Creating our safety main course [or just desserts]:
- Start with combining the people, energy, and process. Here, it is a good idea to go heavy on the people and energy – more is better! Don’t worry about making it pretty – focus on developing something that works at first. At this point, perfect is the enemy of progress. Start with the basics, something highly visible and achievable, allowing people to touch and experience the creations. The key is to get started and build something to show what good looks like and model the process. Continue until well mixed.
- Bake in, slow and steady, a culture of discovery and collaboration. We want to make sure we give time for our people and energy to fully absorb the process. You will know when it is ready to serve once all ingredients have become one – working in unison. Often it takes time to get this right, so keep working at it until you achieve something satisfactory. Don’t worry – it’s hard to overcook this dish. When you include everyone in the safety process you are more apt to achieve the flavor (and results) that mirror the diversity of your site.
Presentation:
- This dish is best served warm. Enjoy an ample serving and savor what you’ve achieved. Don’t forget to share with others, discussing the fruits of your labor, including what you think went well and collecting everyone’s ideas to improve. This is the time to soak in the feedback, noting ways to tweak the recipes for continuous improvement.
Enjoy:
- Serve ample portions to everyone in the organization. Staying true to your base ingredients of people, energy, and process, experiment to enhance the overall offering and customer experience. Try different additions to keep it fresh and to generate excitement. Awareness activities campaigns, like safety calendars and gate greeting events, help prevent your safety processes from getting stale.

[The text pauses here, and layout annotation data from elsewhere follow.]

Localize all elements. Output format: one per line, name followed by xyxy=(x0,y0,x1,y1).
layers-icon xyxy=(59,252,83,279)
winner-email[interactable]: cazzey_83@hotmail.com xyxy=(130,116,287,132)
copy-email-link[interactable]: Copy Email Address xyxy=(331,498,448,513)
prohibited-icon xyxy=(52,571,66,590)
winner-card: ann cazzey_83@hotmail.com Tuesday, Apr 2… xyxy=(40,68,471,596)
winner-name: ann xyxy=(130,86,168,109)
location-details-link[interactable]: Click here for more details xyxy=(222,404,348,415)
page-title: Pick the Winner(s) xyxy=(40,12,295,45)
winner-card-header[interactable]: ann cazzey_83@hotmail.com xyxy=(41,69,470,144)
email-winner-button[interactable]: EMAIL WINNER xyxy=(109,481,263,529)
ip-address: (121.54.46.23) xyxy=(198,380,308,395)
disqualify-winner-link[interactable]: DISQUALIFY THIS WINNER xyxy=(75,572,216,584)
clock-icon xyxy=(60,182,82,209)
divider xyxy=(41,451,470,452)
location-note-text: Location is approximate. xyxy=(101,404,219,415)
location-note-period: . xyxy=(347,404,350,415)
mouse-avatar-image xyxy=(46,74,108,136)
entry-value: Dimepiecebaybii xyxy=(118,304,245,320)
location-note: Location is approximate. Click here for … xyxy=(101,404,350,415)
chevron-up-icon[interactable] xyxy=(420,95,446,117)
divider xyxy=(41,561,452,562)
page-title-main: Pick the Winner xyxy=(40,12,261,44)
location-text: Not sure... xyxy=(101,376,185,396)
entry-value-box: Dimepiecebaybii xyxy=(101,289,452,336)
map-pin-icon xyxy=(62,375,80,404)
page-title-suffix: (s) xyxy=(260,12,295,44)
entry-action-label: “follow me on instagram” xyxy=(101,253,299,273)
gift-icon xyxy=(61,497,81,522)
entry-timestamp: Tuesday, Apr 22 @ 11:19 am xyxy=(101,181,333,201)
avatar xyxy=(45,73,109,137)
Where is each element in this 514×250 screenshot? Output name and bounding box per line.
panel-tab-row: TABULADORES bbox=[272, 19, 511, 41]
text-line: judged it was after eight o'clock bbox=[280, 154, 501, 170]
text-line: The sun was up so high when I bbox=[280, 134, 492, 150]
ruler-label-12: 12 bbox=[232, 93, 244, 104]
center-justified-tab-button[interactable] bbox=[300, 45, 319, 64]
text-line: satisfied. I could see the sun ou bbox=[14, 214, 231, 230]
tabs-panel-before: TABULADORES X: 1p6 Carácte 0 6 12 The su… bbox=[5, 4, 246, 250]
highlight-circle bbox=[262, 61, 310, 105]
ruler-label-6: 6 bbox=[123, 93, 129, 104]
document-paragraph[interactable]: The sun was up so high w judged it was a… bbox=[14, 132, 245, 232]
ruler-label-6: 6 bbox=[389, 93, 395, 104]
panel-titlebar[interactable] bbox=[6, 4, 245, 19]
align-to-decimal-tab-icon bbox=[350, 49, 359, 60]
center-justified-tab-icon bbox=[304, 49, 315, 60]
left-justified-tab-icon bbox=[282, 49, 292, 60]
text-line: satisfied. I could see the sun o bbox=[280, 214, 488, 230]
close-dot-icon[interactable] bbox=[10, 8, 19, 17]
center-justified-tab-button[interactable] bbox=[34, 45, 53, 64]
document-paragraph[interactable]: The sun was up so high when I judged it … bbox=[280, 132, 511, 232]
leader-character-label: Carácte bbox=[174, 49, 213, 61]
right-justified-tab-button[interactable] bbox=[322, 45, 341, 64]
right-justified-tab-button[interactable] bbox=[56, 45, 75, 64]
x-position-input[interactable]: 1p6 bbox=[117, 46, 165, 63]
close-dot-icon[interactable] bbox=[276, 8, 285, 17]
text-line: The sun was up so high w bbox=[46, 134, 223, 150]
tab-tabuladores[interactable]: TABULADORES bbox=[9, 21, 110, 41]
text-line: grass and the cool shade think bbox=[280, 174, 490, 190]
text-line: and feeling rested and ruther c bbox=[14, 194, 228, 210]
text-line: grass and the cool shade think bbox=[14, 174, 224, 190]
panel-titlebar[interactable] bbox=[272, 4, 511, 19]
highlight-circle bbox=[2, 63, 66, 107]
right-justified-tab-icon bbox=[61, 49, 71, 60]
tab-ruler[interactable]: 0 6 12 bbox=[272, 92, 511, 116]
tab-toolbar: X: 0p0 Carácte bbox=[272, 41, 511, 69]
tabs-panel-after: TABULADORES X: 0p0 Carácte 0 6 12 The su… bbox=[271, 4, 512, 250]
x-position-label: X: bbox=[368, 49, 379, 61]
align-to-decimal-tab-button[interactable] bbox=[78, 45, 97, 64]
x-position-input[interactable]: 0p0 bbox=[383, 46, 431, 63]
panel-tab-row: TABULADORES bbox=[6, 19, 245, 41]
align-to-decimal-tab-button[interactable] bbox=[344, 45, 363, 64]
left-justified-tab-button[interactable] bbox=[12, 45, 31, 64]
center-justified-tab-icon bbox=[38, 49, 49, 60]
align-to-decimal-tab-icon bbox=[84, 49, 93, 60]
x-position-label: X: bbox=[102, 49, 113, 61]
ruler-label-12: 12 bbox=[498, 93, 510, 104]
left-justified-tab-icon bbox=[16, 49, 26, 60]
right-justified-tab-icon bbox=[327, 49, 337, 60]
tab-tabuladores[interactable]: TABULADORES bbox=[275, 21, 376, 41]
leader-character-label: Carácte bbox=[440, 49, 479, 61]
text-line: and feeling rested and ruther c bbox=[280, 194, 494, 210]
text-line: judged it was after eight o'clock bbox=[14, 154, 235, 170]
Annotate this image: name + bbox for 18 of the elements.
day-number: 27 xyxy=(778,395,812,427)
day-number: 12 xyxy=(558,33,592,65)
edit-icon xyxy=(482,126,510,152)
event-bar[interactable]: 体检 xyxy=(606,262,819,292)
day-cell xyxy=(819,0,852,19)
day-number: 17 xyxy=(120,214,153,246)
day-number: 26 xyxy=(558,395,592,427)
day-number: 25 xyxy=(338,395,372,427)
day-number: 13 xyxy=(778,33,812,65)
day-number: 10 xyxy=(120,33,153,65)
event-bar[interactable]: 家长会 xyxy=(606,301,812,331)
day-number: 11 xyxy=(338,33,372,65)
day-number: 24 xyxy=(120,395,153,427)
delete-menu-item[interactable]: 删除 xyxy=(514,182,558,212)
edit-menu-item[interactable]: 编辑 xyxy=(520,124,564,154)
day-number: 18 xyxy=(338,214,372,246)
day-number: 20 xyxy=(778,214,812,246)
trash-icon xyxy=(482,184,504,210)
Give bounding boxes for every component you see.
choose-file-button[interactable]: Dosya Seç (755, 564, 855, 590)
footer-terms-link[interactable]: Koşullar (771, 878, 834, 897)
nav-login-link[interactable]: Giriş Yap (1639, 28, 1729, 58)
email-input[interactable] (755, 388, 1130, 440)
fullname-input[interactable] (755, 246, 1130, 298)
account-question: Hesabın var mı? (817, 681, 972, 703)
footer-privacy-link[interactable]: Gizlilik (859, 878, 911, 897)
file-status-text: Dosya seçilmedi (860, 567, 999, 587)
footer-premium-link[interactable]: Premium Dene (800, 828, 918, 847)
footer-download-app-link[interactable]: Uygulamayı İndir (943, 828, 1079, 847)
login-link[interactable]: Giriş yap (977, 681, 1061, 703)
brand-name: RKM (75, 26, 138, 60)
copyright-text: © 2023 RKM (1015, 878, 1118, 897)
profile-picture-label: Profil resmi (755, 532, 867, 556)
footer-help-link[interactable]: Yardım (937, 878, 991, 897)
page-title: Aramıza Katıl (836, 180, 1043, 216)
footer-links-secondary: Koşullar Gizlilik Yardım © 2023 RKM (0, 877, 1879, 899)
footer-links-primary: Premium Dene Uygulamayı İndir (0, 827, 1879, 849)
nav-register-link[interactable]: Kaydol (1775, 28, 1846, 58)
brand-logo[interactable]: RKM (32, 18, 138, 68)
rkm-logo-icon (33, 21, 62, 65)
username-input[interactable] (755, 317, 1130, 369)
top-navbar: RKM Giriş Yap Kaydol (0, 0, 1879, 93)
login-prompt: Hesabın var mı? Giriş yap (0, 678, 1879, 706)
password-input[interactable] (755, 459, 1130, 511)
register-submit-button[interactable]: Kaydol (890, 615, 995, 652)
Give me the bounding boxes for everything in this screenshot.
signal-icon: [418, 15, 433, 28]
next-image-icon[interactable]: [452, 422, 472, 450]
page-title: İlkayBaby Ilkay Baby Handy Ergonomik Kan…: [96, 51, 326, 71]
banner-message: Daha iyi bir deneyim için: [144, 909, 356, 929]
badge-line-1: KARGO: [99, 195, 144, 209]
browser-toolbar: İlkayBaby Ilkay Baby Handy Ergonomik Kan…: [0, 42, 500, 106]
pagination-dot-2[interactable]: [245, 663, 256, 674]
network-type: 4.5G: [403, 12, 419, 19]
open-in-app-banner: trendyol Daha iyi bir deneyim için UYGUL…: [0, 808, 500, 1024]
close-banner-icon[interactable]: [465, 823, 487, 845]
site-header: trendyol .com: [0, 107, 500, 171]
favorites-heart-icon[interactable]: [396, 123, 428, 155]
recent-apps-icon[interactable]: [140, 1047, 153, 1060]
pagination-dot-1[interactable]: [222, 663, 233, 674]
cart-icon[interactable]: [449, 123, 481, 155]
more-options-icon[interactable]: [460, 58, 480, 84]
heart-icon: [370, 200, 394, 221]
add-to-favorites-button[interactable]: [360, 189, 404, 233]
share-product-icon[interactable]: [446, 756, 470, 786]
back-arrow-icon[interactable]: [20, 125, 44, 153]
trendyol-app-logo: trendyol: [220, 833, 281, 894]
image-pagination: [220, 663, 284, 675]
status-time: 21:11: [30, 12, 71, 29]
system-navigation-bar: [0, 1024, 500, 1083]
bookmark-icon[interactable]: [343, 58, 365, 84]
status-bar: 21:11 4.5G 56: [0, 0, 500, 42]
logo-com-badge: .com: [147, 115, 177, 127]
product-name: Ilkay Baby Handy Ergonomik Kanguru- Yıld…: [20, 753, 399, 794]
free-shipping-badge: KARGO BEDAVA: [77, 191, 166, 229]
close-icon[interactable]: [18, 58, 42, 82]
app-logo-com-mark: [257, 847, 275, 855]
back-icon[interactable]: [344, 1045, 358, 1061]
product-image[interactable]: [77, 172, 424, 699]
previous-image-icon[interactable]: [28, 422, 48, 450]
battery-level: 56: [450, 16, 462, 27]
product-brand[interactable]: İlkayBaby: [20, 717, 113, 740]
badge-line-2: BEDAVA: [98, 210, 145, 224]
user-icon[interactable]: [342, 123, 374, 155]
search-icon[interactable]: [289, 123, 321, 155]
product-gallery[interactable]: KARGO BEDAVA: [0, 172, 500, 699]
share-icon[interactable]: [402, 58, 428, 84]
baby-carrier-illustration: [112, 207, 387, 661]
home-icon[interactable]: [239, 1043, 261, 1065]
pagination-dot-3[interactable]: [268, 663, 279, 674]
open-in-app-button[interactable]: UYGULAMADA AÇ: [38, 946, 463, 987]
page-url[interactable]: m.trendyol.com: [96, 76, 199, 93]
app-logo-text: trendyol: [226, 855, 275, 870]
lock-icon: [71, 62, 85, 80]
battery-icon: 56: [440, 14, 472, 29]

- You will know when you’ve found the right mixture when the positive feedback is high, and the safety incidents are low. The more people savoring your process the better – here positive reviews, and constructive feedback are both welcome and desired.
- Continually enhance your recipe – there is always more you can do to improve safety. Actively seek feedback on current processes and what else your customers are clamoring for. Changing up the cooks can help infuse new ideas and offerings. Researching what works well at other locations may offer replication opportunities. Frequent reviews of your safety results, both leading and lagging metrics, should drive both the frequency of activities and needed impact of your products/processes.
Improving the safety process is something all organizations should strive for. Apply to safety the proven associate involvement and empowerment strategies applied to your manufacturing systems. Ensure the right people are not only engaged, but also supported with the time, encouragement, resources, and recognition to produce the needed results. Regardless of the current state of your safety processes, continuous improvements should always be the primary goal. These improvements, including enhanced safety awareness and results, should be developed, implemented, and sustained with ample measures of energy, ingenuity, and experimentation. Managing a dynamic safety system can be challenging but is worth the journey.